IAG-IASPEI 2017

Presentation information

Oral

IASPEI Symposia » S01. Open session

[S01-3] Open session III

Tue. Aug 1, 2017 8:30 AM - 10:00 AM Room 501 (Kobe International Conference Center 5F, Room 501)

Chairs: Domenico Di Giacomo (International Seismological Centre) , Aitaro Kato (University of Tokyo)

8:30 AM - 8:45 AM

[S01-3-01] The Global Seismographic Network (GSN): New VBB Borehole Sensors, Sensor Emplacement Techniques and Data Quality Assessment using MUSTANG

Katrin Hafner1, Peter Davis2, David Wilson3, Robert Woodward1 (1.IRIS, Washington, DC, United States, 2.IDA, University of California, San Diego, United States, 3.ASL, US Geological Survey, Albuquerque, New Mexico)

The Global Seismographic Network (GSN) is a 152 station, globally-distributed, permanent network of high quality seismological and geophysical sensors. The central design goal of the GSN is “to record with full fidelity and bandwidth all seismic signals above the Earth noise, accompanied by some efforts to reduce Earth noise by deployment strategies". After over 20 years of operation, most of the network's technical design goals have been met. The challenge is to continue to modernize the network and maintain high data quality in an era of flat or declining budgets.

We will present a number of approaches to maintain GSN data quality and improve overall network noise performance. These include: 1) Standardizing equipment across the network, e.g. deploying new Quanterra Q330HR dataloggers; 2) Developing next-generation very broadband borehole sensors to replace the failing KS-54000 sensors (one third of the network); 3) Using the results of noise analyses to determine where new sensor emplacement techniques, e.g. shallow boreholes, might achieve lower noise performance for the existing site conditions. We also show how shallow borehole installations may be adapted to vaults (which make up two thirds of the network), as a means of reducing tilt-induced signals on the horizontal components.

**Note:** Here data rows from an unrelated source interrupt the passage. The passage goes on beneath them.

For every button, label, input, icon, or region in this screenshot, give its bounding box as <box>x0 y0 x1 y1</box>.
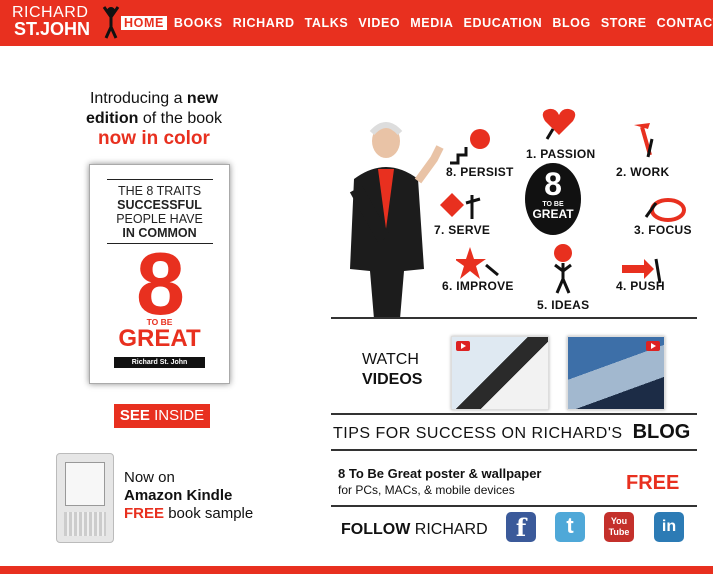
richard-text: RICHARD <box>414 521 488 538</box>
book-great: GREAT <box>118 325 201 352</box>
watch-text: WATCH <box>362 351 419 368</box>
play-icon <box>646 341 660 351</box>
poster-free-label[interactable]: FREE <box>626 472 679 495</box>
hammer-icon <box>634 123 654 158</box>
play-icon <box>456 341 470 351</box>
blog-label: BLOG <box>632 421 691 443</box>
kindle-line2: Amazon Kindle <box>124 487 233 504</box>
trait-improve: 6. IMPROVE <box>442 279 514 293</box>
nav-home[interactable]: HOME <box>121 16 167 30</box>
video-thumbnail-1[interactable] <box>451 336 549 410</box>
nav-store[interactable]: STORE <box>601 16 647 30</box>
intro-new: new <box>186 90 219 107</box>
kindle-keyboard <box>64 512 106 536</box>
trait-serve: 7. SERVE <box>434 223 491 237</box>
twitter-icon[interactable]: t <box>555 512 585 542</box>
kindle-book-sample: book sample <box>168 505 254 522</box>
trait-push: 4. PUSH <box>616 279 665 293</box>
bottom-bar <box>0 566 713 574</box>
inside-label: INSIDE <box>154 407 205 424</box>
video-thumbnail-2[interactable] <box>567 336 665 410</box>
center-eight-badge: 8 TO BE GREAT <box>525 163 581 235</box>
logo-figure-icon <box>102 6 120 39</box>
see-inside-button[interactable]: SEE INSIDE <box>114 404 210 428</box>
kindle-promo[interactable]: Now on Amazon Kindle FREE book sample <box>124 469 253 523</box>
nav-contact[interactable]: CONTACT <box>657 16 713 30</box>
poster-subtitle: for PCs, MACs, & mobile devices <box>338 483 515 497</box>
poster-wallpaper-link[interactable]: 8 To Be Great poster & wallpaper for PCs… <box>338 465 541 499</box>
lightbulb-icon <box>554 244 572 294</box>
watch-videos-label: WATCH VIDEOS <box>362 350 422 390</box>
book-title-line1: THE 8 TRAITS <box>117 184 202 198</box>
kindle-line1: Now on <box>124 469 175 486</box>
book-number: 8 <box>136 234 185 333</box>
heart-icon <box>542 108 576 140</box>
richard-photo <box>349 122 444 319</box>
intro-now-in-color: now in color <box>98 128 210 149</box>
follow-text: FOLLOW <box>341 521 411 538</box>
kindle-free: FREE <box>124 505 165 522</box>
stairs-icon <box>450 129 490 165</box>
facebook-icon[interactable]: f <box>506 512 536 542</box>
linkedin-icon[interactable]: in <box>654 512 684 542</box>
divider-2 <box>331 413 697 415</box>
kindle-screen <box>65 462 105 506</box>
eight-traits-graphic[interactable]: 8 TO BE GREAT 1. PASSION 2. WORK 3. FOCU… <box>334 95 698 319</box>
top-header-bar: RICHARD ST.JOHN HOME BOOKS RICHARD TALKS… <box>0 0 713 46</box>
intro-edition: edition <box>85 110 139 127</box>
videos-text: VIDEOS <box>362 371 423 388</box>
poster-title: 8 To Be Great poster & wallpaper <box>338 466 542 481</box>
logo-line2: ST.JOHN <box>14 19 91 39</box>
tips-text: TIPS FOR SUCCESS ON RICHARD'S <box>333 425 623 442</box>
youtube-icon[interactable]: You Tube <box>604 512 634 542</box>
nav-media[interactable]: MEDIA <box>410 16 453 30</box>
divider-4 <box>331 505 697 507</box>
main-nav: HOME BOOKS RICHARD TALKS VIDEO MEDIA EDU… <box>121 16 713 30</box>
trait-persist: 8. PERSIST <box>446 165 514 179</box>
kindle-device-image[interactable] <box>56 453 114 543</box>
trait-passion: 1. PASSION <box>526 147 596 161</box>
nav-books[interactable]: BOOKS <box>174 16 223 30</box>
nav-blog[interactable]: BLOG <box>552 16 591 30</box>
book-cover[interactable]: THE 8 TRAITS SUCCESSFUL PEOPLE HAVE IN C… <box>89 164 230 384</box>
intro-text: Introducing a <box>89 90 183 107</box>
trait-ideas: 5. IDEAS <box>537 298 590 312</box>
center-number: 8 <box>544 166 562 202</box>
target-icon <box>644 198 686 222</box>
nav-talks[interactable]: TALKS <box>305 16 349 30</box>
book-author: Richard St. John <box>113 357 206 368</box>
new-edition-intro: Introducing a new edition of the book no… <box>64 89 244 149</box>
site-logo[interactable]: RICHARD ST.JOHN <box>12 4 90 38</box>
trait-focus: 3. FOCUS <box>634 223 692 237</box>
intro-of-book: of the book <box>142 110 223 127</box>
book-title-line3: PEOPLE HAVE <box>116 212 203 226</box>
nav-video[interactable]: VIDEO <box>358 16 400 30</box>
follow-richard-label: FOLLOW RICHARD <box>341 521 488 539</box>
serve-icon <box>440 193 481 219</box>
center-great: GREAT <box>532 207 574 221</box>
nav-education[interactable]: EDUCATION <box>464 16 543 30</box>
book-rule-top <box>106 179 213 180</box>
trait-work: 2. WORK <box>616 165 670 179</box>
divider-3 <box>331 449 697 451</box>
divider-1 <box>331 317 697 319</box>
nav-richard[interactable]: RICHARD <box>233 16 295 30</box>
book-title-line2: SUCCESSFUL <box>117 198 202 212</box>
see-label: SEE <box>119 407 150 424</box>
tips-blog-link[interactable]: TIPS FOR SUCCESS ON RICHARD'S BLOG <box>333 421 690 444</box>
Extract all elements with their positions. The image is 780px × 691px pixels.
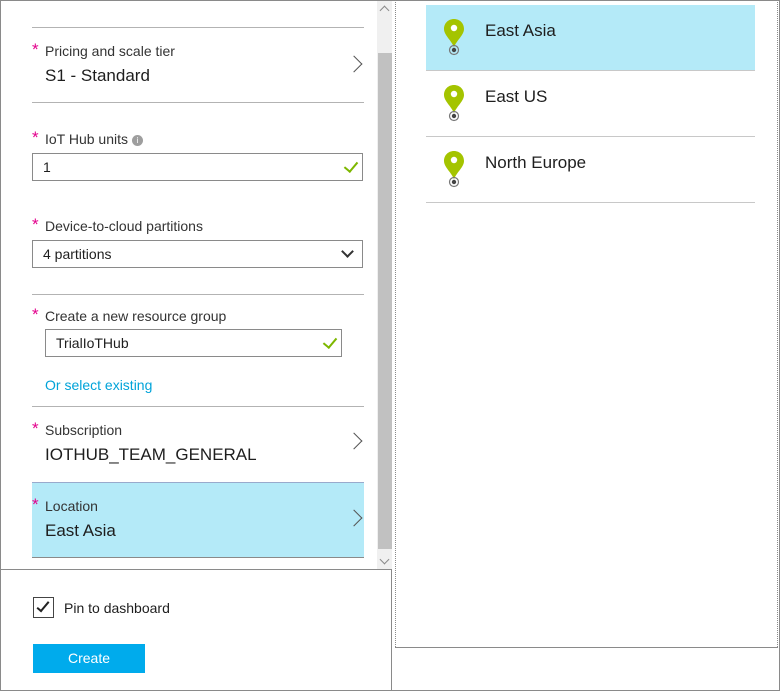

The GSN is creating a prioritized list of proposed infrastructure and equipment upgrades at selected stations with the ultimate goal of optimizing overall network data availability and noise performance. For this effort, we are utilizing data quality metrics and Probability Density Functions (PDFs)) generated by the IRIS Data Management Centers' (DMC) MUSTANG (Modular Utility for Statistical Knowledge Gathering) tool. We will present our MUSTANG metric analysis and show GSN sites which could benefit the most from instrumentation and infrastructure upgrades.